A tiny town in regional Queensland, Australia, is fighting off a horde of kangaroos, with locals saying there are simply “too many to count.”
Maaroom, perched just south of Hervey Bay, is home to just 219 people — and a seemingly endless population of kangaroos.
Residents say they have been walking around with sticks to fend off the feisty marsupials, who they fear will pounce on unsuspecting victims.
“They’re constantly hopping around the park in between caravans,” Caravan Park manager Karen Sutcliffe told the ABC. “People are walking around with a big stick now. I‘ve been wanting to go fishing for an afternoon but I won’t do that, just in case a kangaroo gets me.”
“They‘re just so quick you don’t know where they are,” Sutcliffe said.
Local Mark Sidaway said the recent spout of torrential rain had ballooned the kangaroo population in the region.
“The last couple of years we‘ve had La Niña where we get a lot more rain and conditions are conducive to grass growing and we all manage our lawns very well,” he said.
“Some people are very good mowers and they keep it shorter, which means fewer kangaroos in your yard, and if you don‘t mow as regularly, you’re going to get big herds coming into your yard.”
“They‘ve multiplied because we have provided a Sizzler smorgasbord for them. Hopefully, people get the message and stop mistreating them, and maybe the other person walking down the street doesn‘t get belted,” said Sidaway.
DES manager for southern wildlife operations Frank Mills said Maaroom is facing a somewhat unique scenario, revealing a number of attacks had been by female kangaroos which are known to be less aggressive.
“While there actually are quite a few attacks with kangaroos in Queensland, mostly they’re dealing with male kangaroos and it’s usually a territorial or a mating display,” Mr. Mills said. All of these issues have been with female kangaroos with a joey at foot.”
“We‘ve counted more than 60 to 80 kangaroos on any given day within the town itself and the local forests that surround that wouldn’t support that many kangaroos.”
Mr.
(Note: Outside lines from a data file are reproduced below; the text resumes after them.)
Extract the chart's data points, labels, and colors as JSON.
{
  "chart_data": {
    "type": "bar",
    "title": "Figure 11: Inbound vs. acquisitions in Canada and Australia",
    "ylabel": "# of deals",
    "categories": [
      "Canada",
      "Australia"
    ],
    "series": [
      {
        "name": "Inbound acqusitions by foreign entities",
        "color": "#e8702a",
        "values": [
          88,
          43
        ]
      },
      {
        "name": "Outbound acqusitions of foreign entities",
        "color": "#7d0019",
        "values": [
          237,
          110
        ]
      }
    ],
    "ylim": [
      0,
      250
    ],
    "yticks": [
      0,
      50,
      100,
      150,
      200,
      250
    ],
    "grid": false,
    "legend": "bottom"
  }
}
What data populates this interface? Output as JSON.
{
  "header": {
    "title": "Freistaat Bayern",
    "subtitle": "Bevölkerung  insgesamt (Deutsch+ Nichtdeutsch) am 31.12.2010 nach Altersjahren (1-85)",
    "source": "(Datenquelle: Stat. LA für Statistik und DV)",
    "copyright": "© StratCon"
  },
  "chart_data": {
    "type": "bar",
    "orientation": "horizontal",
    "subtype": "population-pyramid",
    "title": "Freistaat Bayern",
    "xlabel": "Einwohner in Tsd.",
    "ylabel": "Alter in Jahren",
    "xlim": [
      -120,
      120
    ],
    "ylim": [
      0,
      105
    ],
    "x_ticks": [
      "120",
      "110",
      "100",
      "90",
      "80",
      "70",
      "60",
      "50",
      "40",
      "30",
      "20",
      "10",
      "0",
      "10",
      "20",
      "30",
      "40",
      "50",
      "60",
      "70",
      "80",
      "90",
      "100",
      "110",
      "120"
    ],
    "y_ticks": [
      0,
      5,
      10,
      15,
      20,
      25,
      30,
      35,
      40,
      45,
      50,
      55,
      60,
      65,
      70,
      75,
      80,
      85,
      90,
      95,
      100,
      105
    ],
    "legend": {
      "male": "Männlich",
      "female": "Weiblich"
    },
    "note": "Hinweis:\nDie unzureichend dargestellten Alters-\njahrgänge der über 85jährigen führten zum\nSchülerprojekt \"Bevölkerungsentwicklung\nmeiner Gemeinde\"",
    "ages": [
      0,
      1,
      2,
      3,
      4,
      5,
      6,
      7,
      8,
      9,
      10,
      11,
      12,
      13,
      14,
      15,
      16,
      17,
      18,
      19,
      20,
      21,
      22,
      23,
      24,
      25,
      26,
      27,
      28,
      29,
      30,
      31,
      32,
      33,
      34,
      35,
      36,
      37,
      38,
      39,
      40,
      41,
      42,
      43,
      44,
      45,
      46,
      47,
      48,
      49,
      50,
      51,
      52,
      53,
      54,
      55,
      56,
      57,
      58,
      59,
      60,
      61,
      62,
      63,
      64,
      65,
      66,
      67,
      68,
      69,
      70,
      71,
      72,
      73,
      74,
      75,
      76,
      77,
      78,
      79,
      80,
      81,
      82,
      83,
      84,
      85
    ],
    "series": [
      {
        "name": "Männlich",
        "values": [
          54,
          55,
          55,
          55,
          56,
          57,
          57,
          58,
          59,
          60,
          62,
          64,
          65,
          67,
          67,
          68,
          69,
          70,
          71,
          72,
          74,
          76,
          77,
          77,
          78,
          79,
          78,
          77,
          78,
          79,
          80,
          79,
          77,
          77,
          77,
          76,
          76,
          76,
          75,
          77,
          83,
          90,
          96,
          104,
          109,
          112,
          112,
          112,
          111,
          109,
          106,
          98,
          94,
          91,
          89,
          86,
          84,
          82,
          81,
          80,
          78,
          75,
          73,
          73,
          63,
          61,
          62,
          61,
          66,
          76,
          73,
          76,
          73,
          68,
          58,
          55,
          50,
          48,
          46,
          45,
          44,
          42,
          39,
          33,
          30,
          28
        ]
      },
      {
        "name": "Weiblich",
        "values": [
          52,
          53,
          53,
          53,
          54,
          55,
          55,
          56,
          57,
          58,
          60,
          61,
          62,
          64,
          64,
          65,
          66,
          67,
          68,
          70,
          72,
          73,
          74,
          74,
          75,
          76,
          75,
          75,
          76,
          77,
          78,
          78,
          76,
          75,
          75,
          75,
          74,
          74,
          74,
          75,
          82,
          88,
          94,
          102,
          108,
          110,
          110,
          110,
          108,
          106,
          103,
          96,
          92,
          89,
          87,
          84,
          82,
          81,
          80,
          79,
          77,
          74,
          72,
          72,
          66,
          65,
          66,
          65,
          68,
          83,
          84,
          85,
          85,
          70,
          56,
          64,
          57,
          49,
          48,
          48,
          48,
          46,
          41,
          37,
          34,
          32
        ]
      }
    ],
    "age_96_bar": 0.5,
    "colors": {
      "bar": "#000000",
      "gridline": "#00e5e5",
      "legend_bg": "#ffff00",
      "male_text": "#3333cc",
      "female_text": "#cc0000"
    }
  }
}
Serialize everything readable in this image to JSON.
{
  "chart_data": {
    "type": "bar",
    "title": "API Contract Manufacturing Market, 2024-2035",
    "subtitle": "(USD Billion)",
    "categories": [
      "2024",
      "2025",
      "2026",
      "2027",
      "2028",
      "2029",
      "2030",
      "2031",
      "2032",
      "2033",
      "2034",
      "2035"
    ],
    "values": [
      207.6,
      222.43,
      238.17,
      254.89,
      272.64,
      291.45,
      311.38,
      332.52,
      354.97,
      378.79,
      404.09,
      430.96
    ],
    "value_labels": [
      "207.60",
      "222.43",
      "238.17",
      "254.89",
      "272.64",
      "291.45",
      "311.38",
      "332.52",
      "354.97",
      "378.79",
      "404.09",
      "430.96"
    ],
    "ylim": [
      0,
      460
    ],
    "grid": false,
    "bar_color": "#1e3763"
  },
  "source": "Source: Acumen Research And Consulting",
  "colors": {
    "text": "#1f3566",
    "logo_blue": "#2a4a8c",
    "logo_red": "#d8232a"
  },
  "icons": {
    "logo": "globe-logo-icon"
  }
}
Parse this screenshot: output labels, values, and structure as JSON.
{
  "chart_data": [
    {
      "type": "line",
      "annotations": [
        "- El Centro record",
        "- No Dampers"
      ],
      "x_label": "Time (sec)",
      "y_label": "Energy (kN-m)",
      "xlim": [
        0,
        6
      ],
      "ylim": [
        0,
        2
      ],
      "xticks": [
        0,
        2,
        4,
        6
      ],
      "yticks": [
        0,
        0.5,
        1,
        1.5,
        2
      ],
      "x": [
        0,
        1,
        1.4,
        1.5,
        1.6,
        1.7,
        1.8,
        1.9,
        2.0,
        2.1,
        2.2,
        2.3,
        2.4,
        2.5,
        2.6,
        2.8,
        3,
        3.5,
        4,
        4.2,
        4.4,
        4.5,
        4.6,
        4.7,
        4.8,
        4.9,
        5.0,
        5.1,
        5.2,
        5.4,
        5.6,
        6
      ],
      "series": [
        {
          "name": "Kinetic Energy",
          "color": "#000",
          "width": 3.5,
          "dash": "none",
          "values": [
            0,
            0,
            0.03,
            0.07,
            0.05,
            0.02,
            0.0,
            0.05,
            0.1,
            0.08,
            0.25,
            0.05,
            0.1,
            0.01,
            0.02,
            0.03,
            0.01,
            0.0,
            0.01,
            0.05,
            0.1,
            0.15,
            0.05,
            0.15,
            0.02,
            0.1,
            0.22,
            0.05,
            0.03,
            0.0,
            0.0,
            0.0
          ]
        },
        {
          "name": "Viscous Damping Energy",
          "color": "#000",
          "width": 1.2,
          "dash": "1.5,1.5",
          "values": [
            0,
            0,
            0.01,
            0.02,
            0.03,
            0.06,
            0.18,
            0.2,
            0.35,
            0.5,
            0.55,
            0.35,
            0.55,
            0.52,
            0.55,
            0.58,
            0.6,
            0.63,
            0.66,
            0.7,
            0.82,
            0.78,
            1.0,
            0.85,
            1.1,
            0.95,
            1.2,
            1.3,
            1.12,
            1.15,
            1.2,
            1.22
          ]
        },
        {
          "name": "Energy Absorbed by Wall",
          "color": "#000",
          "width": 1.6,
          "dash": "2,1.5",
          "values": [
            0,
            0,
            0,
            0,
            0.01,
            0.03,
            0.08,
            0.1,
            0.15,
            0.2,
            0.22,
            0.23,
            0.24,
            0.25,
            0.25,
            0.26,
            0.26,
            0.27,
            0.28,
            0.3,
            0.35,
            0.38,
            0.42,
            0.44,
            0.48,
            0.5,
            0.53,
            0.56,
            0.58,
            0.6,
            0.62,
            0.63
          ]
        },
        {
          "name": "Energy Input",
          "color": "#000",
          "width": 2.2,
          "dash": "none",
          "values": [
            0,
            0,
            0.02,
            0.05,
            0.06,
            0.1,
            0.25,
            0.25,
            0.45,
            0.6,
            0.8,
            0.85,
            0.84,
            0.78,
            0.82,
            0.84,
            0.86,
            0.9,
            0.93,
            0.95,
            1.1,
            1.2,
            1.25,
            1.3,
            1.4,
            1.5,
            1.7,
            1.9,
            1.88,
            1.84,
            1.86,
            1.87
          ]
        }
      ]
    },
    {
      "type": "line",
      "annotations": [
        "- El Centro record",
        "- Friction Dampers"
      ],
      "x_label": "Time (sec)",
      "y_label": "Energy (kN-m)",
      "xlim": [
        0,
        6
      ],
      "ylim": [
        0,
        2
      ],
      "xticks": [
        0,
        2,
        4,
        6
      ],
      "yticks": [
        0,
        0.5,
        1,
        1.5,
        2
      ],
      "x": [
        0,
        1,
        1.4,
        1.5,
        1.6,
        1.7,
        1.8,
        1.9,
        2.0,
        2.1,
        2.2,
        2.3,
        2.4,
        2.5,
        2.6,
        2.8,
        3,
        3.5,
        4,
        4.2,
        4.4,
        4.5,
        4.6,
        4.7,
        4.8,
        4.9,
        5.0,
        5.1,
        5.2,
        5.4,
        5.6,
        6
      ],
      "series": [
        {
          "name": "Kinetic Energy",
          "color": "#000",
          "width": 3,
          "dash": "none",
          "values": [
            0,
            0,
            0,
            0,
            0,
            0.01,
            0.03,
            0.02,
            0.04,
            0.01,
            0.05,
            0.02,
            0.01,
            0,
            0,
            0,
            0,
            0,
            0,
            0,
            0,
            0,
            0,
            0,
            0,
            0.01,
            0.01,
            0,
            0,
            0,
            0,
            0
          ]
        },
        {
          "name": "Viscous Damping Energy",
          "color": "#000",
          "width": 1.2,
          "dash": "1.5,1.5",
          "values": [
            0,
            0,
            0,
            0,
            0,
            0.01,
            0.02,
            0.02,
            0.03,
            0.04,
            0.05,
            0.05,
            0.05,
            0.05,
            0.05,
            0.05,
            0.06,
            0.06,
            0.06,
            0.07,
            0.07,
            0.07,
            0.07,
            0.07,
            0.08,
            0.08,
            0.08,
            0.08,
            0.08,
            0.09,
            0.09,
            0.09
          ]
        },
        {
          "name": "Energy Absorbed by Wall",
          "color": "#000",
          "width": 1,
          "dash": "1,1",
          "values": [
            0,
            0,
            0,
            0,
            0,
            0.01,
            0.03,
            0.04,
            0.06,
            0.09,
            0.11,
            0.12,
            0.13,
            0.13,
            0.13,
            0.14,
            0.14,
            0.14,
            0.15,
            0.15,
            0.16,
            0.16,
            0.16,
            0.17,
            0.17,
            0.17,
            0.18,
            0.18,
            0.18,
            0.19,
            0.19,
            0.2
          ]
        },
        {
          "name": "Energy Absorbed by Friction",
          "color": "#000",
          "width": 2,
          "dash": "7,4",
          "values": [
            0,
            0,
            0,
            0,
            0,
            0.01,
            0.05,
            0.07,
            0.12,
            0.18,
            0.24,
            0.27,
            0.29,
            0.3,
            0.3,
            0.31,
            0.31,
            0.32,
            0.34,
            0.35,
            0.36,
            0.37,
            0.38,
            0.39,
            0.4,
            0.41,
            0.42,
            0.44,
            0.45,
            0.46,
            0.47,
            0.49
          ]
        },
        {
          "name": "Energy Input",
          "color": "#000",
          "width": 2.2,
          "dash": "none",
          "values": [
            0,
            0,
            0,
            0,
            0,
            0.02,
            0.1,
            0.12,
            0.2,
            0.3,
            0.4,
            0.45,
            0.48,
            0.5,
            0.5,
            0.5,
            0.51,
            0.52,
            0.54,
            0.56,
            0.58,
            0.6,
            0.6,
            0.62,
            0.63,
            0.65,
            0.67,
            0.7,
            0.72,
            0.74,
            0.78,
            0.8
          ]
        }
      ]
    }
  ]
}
Mills warned residents against feeding their feisty neighbors.
“This can have a negative effect and actually encourage them to get closer to humans,” he said. “The other thing that we‘ve had reported is that there are other people in the town who are potentially using things like gel blasters to discourage kangaroos.”
“That can have a negative effect on how those animals feel about humans and it may make them more aggressive,” Mills said.